Judge Issues Final Ruling On Minnesota ‘Use Of Deadly Force’ Law
St Paul (KROC AM News) - Minnesota law enforcement agencies are applauding a court decision seen as the final ruling in a controversial law passed by the state legislature in the aftermath of the death of George Floyd.
According to a press release from the Minnesota Police and Peace Officers Association, Ramsey County District Court Judge Leonardo Castro Friday issued his final ruling on the state’s new “use of deadly force” law that was passed by the 2020 Minnesota State Legislature.
Judge Castro suspended the law in September while considering the lawsuit.
The law amended an earlier statute and added language requiring law enforcement officials to articulate with specificity the reason they used deadly force.

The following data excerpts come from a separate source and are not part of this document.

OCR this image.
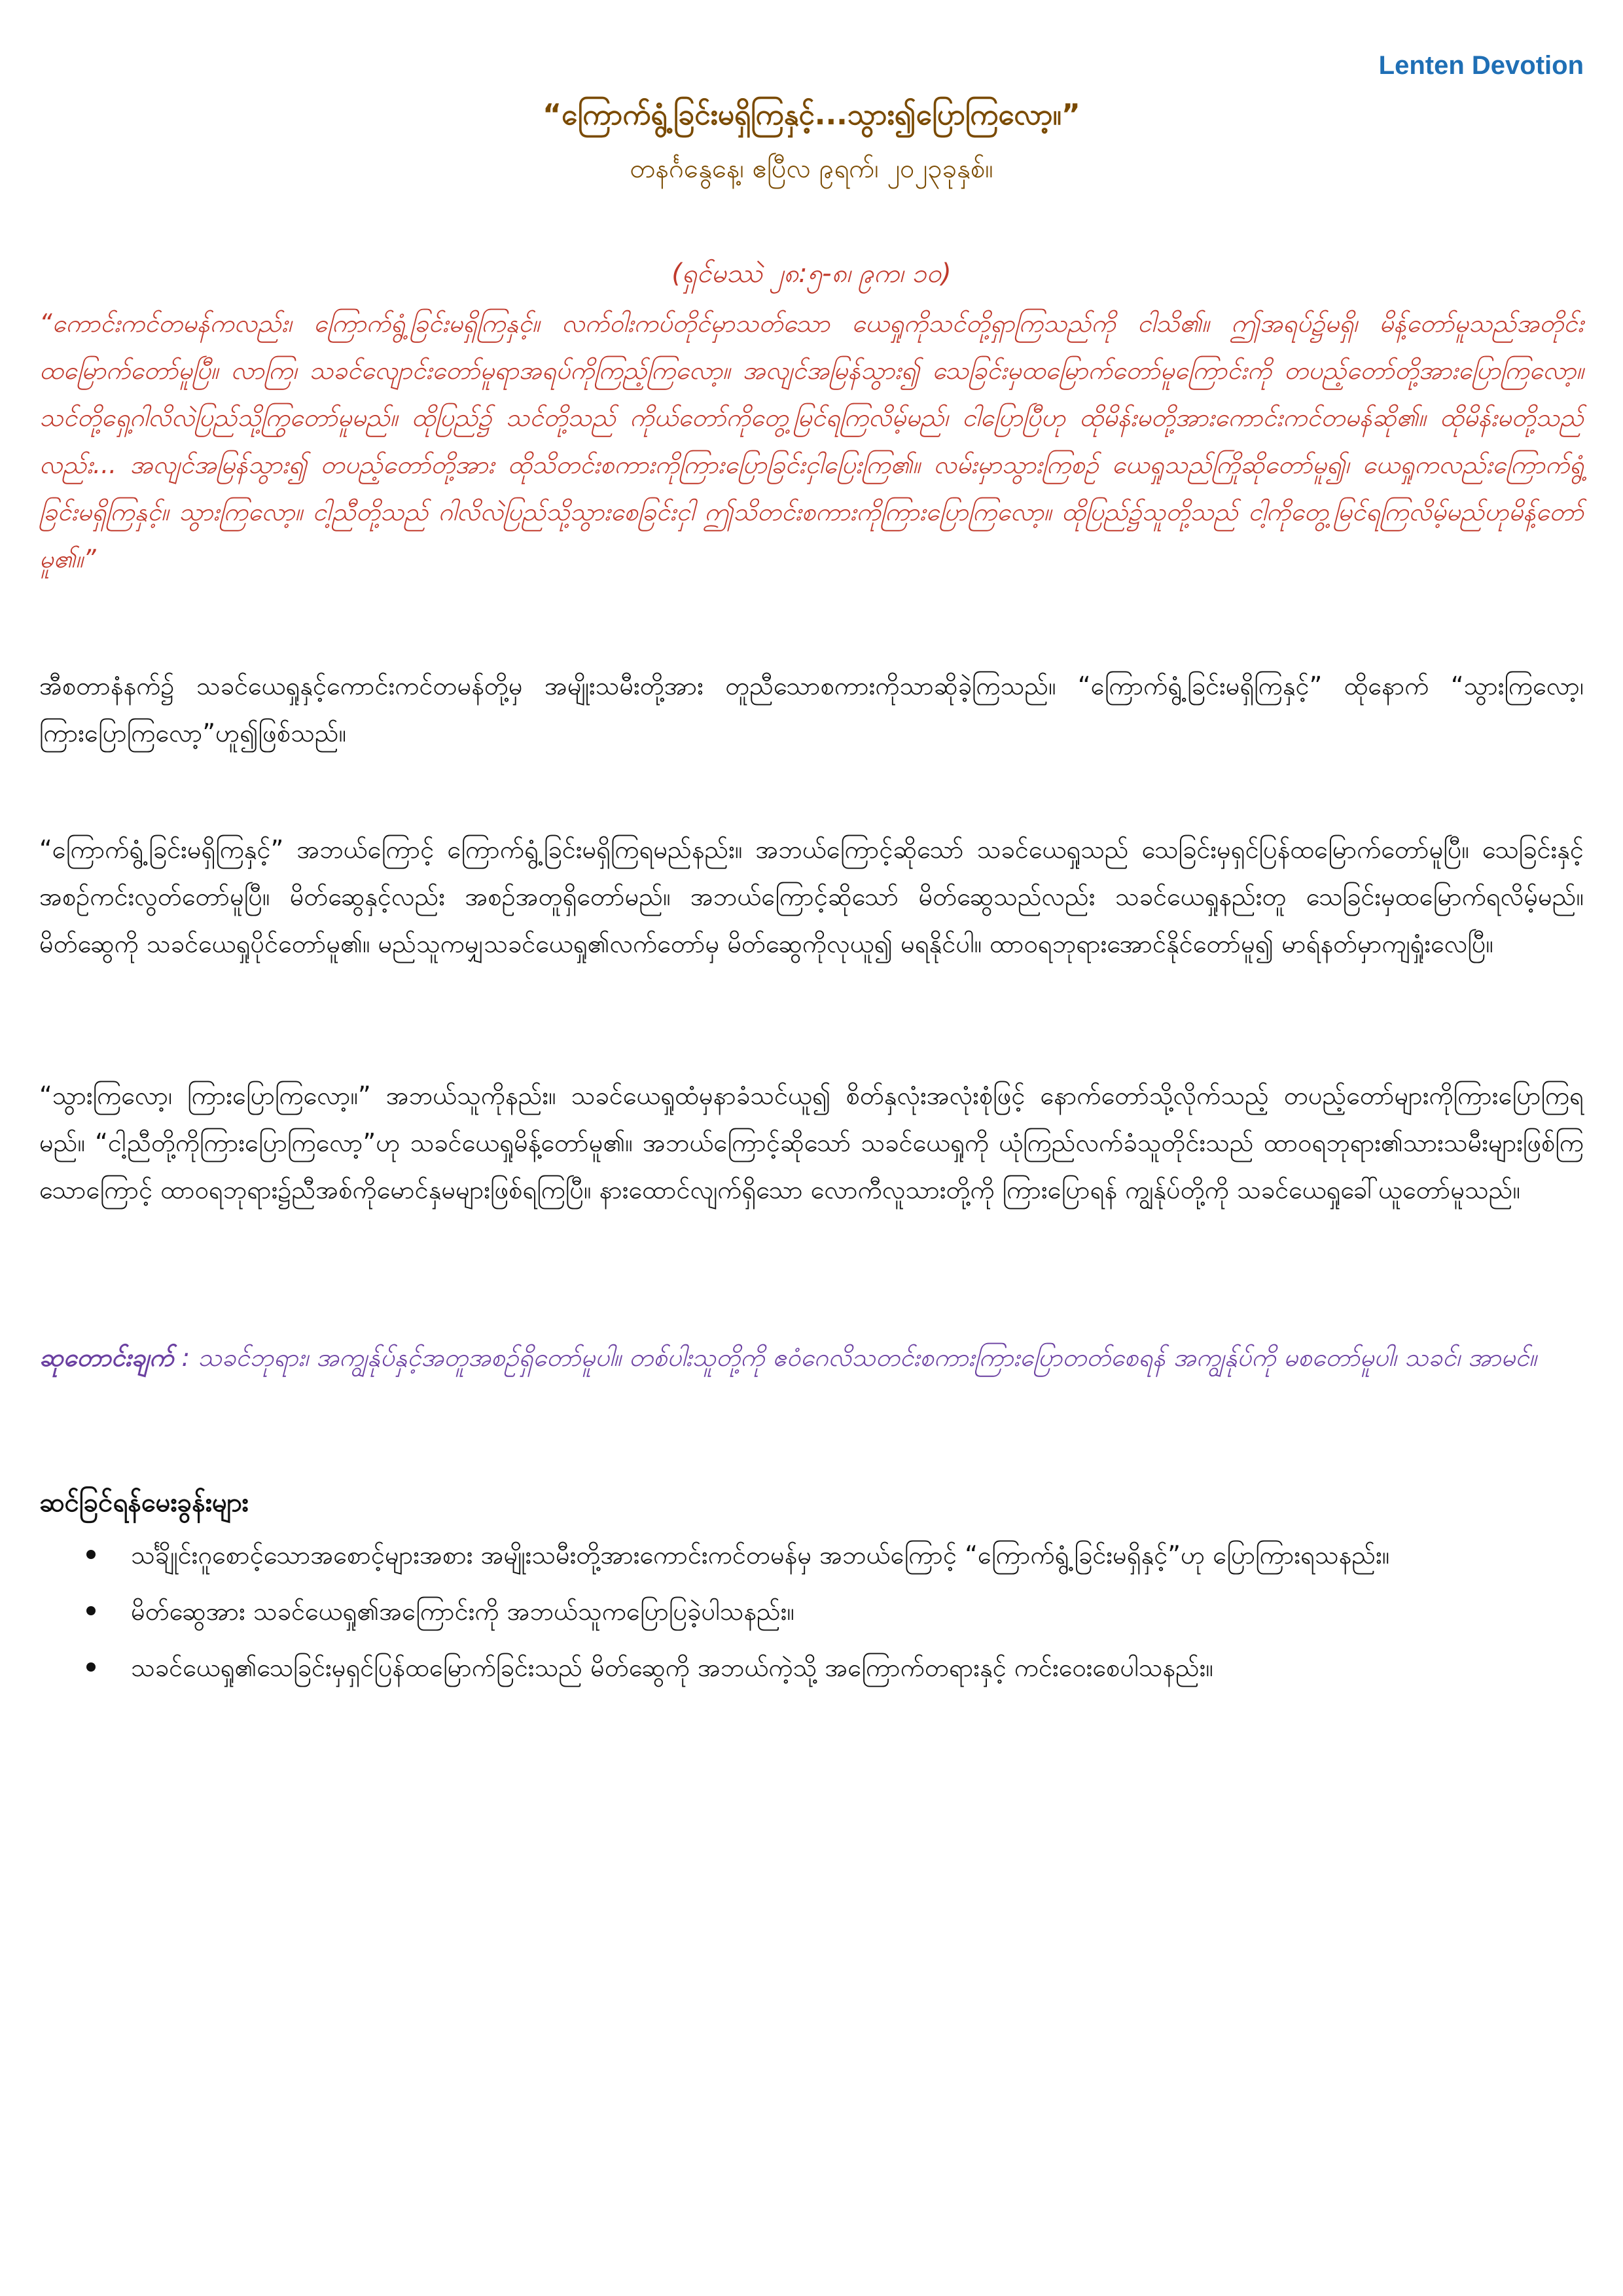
Lenten Devotion
“ကြောက်ရွံ့ခြင်းမရှိကြနှင့်...သွား၍ပြောကြလော့။”
တနင်္ဂနွေနေ့၊ ဧပြီလ ၉ရက်၊ ၂၀၂၃ခုနှစ်။
(ရှင်မဿဲ ၂၈:၅-၈၊ ၉က၊ ၁၀)
“ကောင်းကင်တမန်ကလည်း၊ ကြောက်ရွံ့ခြင်းမရှိကြနှင့်။ လက်ဝါးကပ်တိုင်မှာသတ်သော ယေရှုကိုသင်တို့ရှာကြသည်ကို ငါသိ၏။ ဤအရပ်၌မရှိ၊ မိန့်တော်မူသည်အတိုင်း ထမြောက်တော်မူပြီ။ လာကြ၊ သခင်လျောင်းတော်မူရာအရပ်ကိုကြည့်ကြလော့။ အလျင်အမြန်သွား၍ သေခြင်းမှထမြောက်တော်မူကြောင်းကို တပည့်တော်တို့အားပြောကြလော့။ သင်တို့ရှေ့ဂါလိလဲပြည်သို့ကြွတော်မူမည်။ ထိုပြည်၌ သင်တို့သည် ကိုယ်တော်ကိုတွေ့မြင်ရကြလိမ့်မည်၊ ငါပြောပြီဟု ထိုမိန်းမတို့အားကောင်းကင်တမန်ဆို၏။ ထိုမိန်းမတို့သည်လည်း... အလျင်အမြန်သွား၍ တပည့်တော်တို့အား ထိုသိတင်းစကားကိုကြားပြောခြင်းငှါပြေးကြ၏။ လမ်းမှာသွားကြစဉ် ယေရှုသည်ကြိုဆိုတော်မူ၍၊ ယေရှုကလည်းကြောက်ရွံ့ခြင်းမရှိကြနှင့်။ သွားကြလော့။ ငါ့ညီတို့သည် ဂါလိလဲပြည်သို့သွားစေခြင်းငှါ ဤသိတင်းစကားကိုကြားပြောကြလော့။ ထိုပြည်၌သူတို့သည် ငါ့ကိုတွေ့မြင်ရကြလိမ့်မည်ဟုမိန့်တော်မူ၏။”
အီစတာနံနက်၌ သခင်ယေရှုနှင့်ကောင်းကင်တမန်တို့မှ အမျိုးသမီးတို့အား တူညီသောစကားကိုသာဆိုခဲ့ကြသည်။ “ကြောက်ရွံ့ခြင်းမရှိကြနှင့်” ထိုနောက် “သွားကြလော့၊ ကြားပြောကြလော့”ဟူ၍ဖြစ်သည်။
“ကြောက်ရွံ့ခြင်းမရှိကြနှင့်” အဘယ်ကြောင့် ကြောက်ရွံ့ခြင်းမရှိကြရမည်နည်း။ အဘယ်ကြောင့်ဆိုသော် သခင်ယေရှုသည် သေခြင်းမှရှင်ပြန်ထမြောက်တော်မူပြီ။ သေခြင်းနှင့်အစဉ်ကင်းလွတ်တော်မူပြီ။ မိတ်ဆွေနှင့်လည်း အစဉ်အတူရှိတော်မည်။ အဘယ်ကြောင့်ဆိုသော် မိတ်ဆွေသည်လည်း သခင်ယေရှုနည်းတူ သေခြင်းမှထမြောက်ရလိမ့်မည်။ မိတ်ဆွေကို သခင်ယေရှုပိုင်တော်မူ၏။ မည်သူကမျှသခင်ယေရှု၏လက်တော်မှ မိတ်ဆွေကိုလုယူ၍ မရနိုင်ပါ။ ထာဝရဘုရားအောင်နိုင်တော်မူ၍ မာရ်နတ်မှာကျရှုံးလေပြီ။
“သွားကြလော့၊ ကြားပြောကြလော့။” အဘယ်သူကိုနည်း။ သခင်ယေရှုထံမှနာခံသင်ယူ၍ စိတ်နှလုံးအလုံးစုံဖြင့် နောက်တော်သို့လိုက်သည့် တပည့်တော်များကိုကြားပြောကြရမည်။ “ငါ့ညီတို့ကိုကြားပြောကြလော့”ဟု သခင်ယေရှုမိန့်တော်မူ၏။ အဘယ်ကြောင့်ဆိုသော် သခင်ယေရှုကို ယုံကြည်လက်ခံသူတိုင်းသည် ထာဝရဘုရား၏သားသမီးများဖြစ်ကြသောကြောင့် ထာဝရဘုရား၌ညီအစ်ကိုမောင်နှမများဖြစ်ရကြပြီ။ နားထောင်လျက်ရှိသော လောကီလူသားတို့ကို ကြားပြောရန် ကျွန်ုပ်တို့ကို သခင်ယေရှုခေါ်ယူတော်မူသည်။
ဆုတောင်းချက် : သခင်ဘုရား၊ အကျွန်ုပ်နှင့်အတူအစဉ်ရှိတော်မူပါ။ တစ်ပါးသူတို့ကို ဧဝံဂေလိသတင်းစကားကြားပြောတတ်စေရန် အကျွန်ုပ်ကို မစတော်မူပါ၊ သခင်၊ အာမင်။
ဆင်ခြင်ရန်မေးခွန်းများ
သင်္ချိုင်းဂူစောင့်သောအစောင့်များအစား အမျိုးသမီးတို့အားကောင်းကင်တမန်မှ အဘယ်ကြောင့် “ကြောက်ရွံ့ခြင်းမရှိနှင့်”ဟု ပြောကြားရသနည်း။
မိတ်ဆွေအား သခင်ယေရှု၏အကြောင်းကို အဘယ်သူကပြောပြခဲ့ပါသနည်း။
သခင်ယေရှု၏သေခြင်းမှရှင်ပြန်ထမြောက်ခြင်းသည် မိတ်ဆွေကို အဘယ်ကဲ့သို့ အကြောက်တရားနှင့် ကင်းဝေးစေပါသနည်း။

The MPPOA led a legal challenge of the change “to ensure peace officers have a sound, constitutional law that they can rely on for guidance in deadly force situations and the public has a strong statute that will hold officers accountable when warranted."
The MPPOA says law enforcement organizations had pushed the 2021 Minnesota State Legislature for a delay in implementation of the new statute, but those efforts failed. A delay would have given police chiefs and sheriffs additional time to train the more than 10,000 sworn peace officers in Minnesota.
The MPPOA said the lack of the new law’s clarity resulted in refusal by some police chiefs and sheriffs in neighboring states to provide assistance to other local law enforcement agencies in Minnesota. Some law enforcement agencies in North Dakota removed their officers from interstate task forces.
The MPPOA says Castro’s Friday ruling found this line in the modified statute was unconstitutional “can be articulated with specificity by the law enforcement officer” and ordered it removed.
Minnesota Police and Peace Officers Association Executive Director Brian Peters said, “Today’s news means officers will not be compelled to forfeit their 5th Amendment Constitutional right to remain silent. Law enforcement is now on equal footings as all citizens in Minnesota.”
According to Minnesota Chiefs of Police Association Executive Director Jeff Potts, “Minnesota’s police chiefs are committed to training officers to the highest standards possible. Although we are very pleased with the court’s decision, we remain vigilant that our men and women in uniform continue to have laws made with their safety and security paramount to ensure our communities are safe.”
Minnesota Sheriffs’ Association Executive Director Bill Hutton said, “The judge’s ruling is a significant victory for law enforcement and public safety. It is so important that there is clarity in the law for communities and officers.”
Law Enforcement Labor Services Executive Director Jim Mortenson said, “This law was not only unconstitutional - but impractical in terms of training resources and a rushed timeline. The legislation was hastily passed and continues to present challenges to all law enforcement officers and the dangerous job they face every day.”